Solutions week 9
===============

Word Sense Disambiguation
-------------------------

1. Context window:

  - single most important chip in the computer
  - new Pentium III chip falls into the
  - will connect the chip to the computer

  - the ultimate chocolate chip cookie perfectly baked
  - which were potato chip cookies with chocolate

2. Vectors:

  - (1, 1, 0, 0, 0)
  - (0, 1, 0, 0, 0)
  - (1, 0, 0, 0, 0)

  - (0, 0, 1, 0, 1)
  - (0, 0, 1, 1, 1) 

3. P(s1) = 3/5, P(s2) = 2/5, P(v[0]=1|s1) = 2/3, P(v[3] = 1|s2) = 1

4. sense = argmax P(s) P(v|s)
   
   New data: (0,1,0,0,1)

  - s1: 3/5 * 1/3 * 2/3 * 1 * 1   * 0 = 0
  - s2: 2/5 * 1   * 0   * 0 * 1/2 * 1 = 0

  Need some smoothing (avoid zeroes). This way the first sense would
  be selected. 


Information Retrieval
---------------------

1. machine = {D1,D2,D3}
   technology = {D1}
   program = {D2}
   human = {D3}
   language = {D1,D2,D3}

   (machine OR human) AND NOT program = {{D1,D2,D3} JOIN {D3}} - {D2}
                                      =
                                      = {D1,D2,D3} - {D2} = {D1,D3}

2. D1 = (1log(3/3), 1log(3/1), 0        , 0        , 1log(3/3))
   D2 = (1log(3/3), 0        , 1log(3/1), 0        , 1log(3/3))
   D3 = (1log(3/3), 0,       , 0,       , 1log(3/1), 1log(3/3))
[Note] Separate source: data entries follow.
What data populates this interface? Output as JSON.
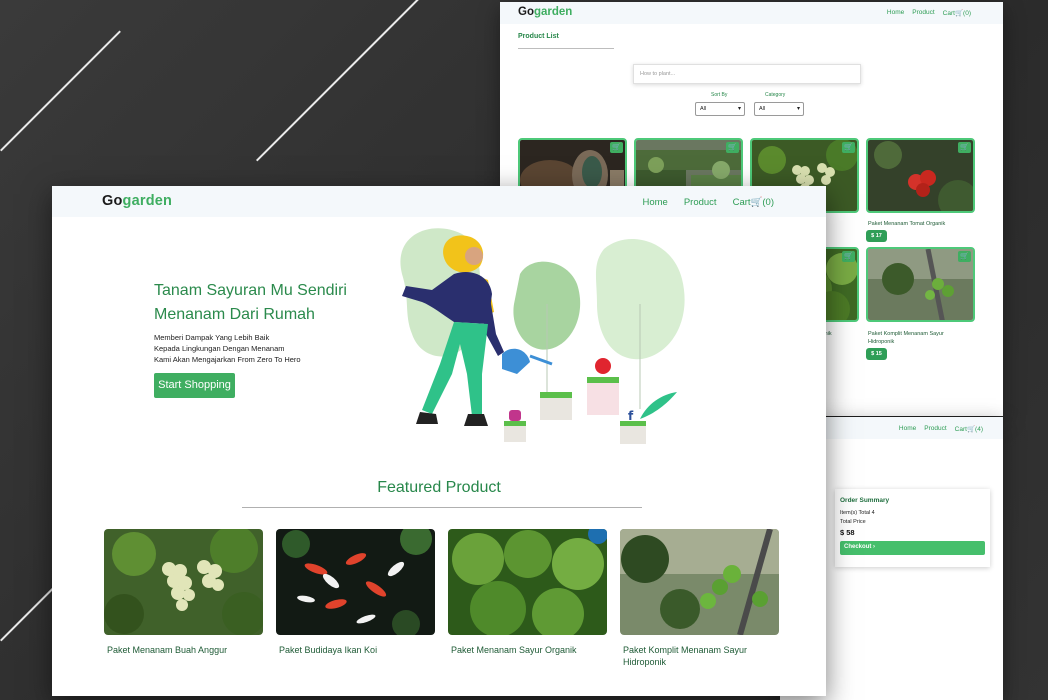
{
  "brand": {
    "prefix": "Go",
    "accent": "garden",
    "color": "#3fae61"
  },
  "colors": {
    "primary": "#3fae61",
    "link": "#2e9d55",
    "dark_green": "#27874a"
  },
  "product_list_window": {
    "nav": {
      "home": "Home",
      "product": "Product",
      "cart_label": "Cart",
      "cart_count": "(0)"
    },
    "page_title": "Product List",
    "search": {
      "placeholder": "How to plant..."
    },
    "sort_by": {
      "label": "Sort By",
      "value": "All"
    },
    "category": {
      "label": "Category",
      "value": "All"
    },
    "products": [
      {
        "name": "",
        "price": "",
        "image": "soil-seedling"
      },
      {
        "name": "",
        "price": "",
        "image": "garden-beds"
      },
      {
        "name": "",
        "price": "",
        "image": "grapes"
      },
      {
        "name": "Paket Menanam Tomat Organik",
        "price": "$ 17",
        "image": "tomatoes"
      },
      {
        "name": "...onik",
        "price": "",
        "image": "kale"
      },
      {
        "name": "Paket Komplit Menanam Sayur Hidroponik",
        "price": "$ 15",
        "image": "hydroponic-tomato"
      }
    ]
  },
  "cart_window": {
    "nav": {
      "home": "Home",
      "product": "Product",
      "cart_label": "Cart",
      "cart_count": "(4)"
    },
    "order_summary": {
      "title": "Order Summary",
      "items_total": "Item(s) Total 4",
      "total_price_label": "Total Price",
      "total_price": "$ 58",
      "checkout_label": "Checkout ›"
    }
  },
  "landing_window": {
    "nav": {
      "home": "Home",
      "product": "Product",
      "cart_label": "Cart",
      "cart_count": "(0)"
    },
    "hero": {
      "title_line1": "Tanam Sayuran Mu Sendiri",
      "title_line2": "Menanam Dari Rumah",
      "desc_line1": "Memberi Dampak Yang Lebih Baik",
      "desc_line2": "Kepada Lingkungan Dengan Menanam",
      "desc_line3": "Kami Akan Mengajarkan From Zero To Hero",
      "button_label": "Start Shopping"
    },
    "featured": {
      "title": "Featured Product",
      "products": [
        {
          "name": "Paket Menanam Buah Anggur",
          "image": "grapes"
        },
        {
          "name": "Paket Budidaya Ikan Koi",
          "image": "koi-fish"
        },
        {
          "name": "Paket Menanam Sayur Organik",
          "image": "kale"
        },
        {
          "name": "Paket Komplit Menanam Sayur Hidroponik",
          "image": "hydroponic-tomato"
        }
      ]
    }
  }
}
3. Since the tf.idf of "machine" and "language" are 0 no documents are
retrieved. To solve this, consider smoothing all 0 values to some
small values. For example, IDF can change from log(N/n) to
log((N+1)/n). Then the query is:

   Q = (1log(4/3), 0, 0, 0, 1log(4/3)

And the new D1 to D3:

   D1 = (1log(4/3), 1log(4/1), 0        , 0        , 1log(4/3))
   D2 = (1log(4/3), 0        , 1log(4/1), 0        , 1log(4/3))
   D3 = (1log(4/3), 0,       , 0,       , 1log(4/1), 1log(4/3))

The scores are computed after applying the formula.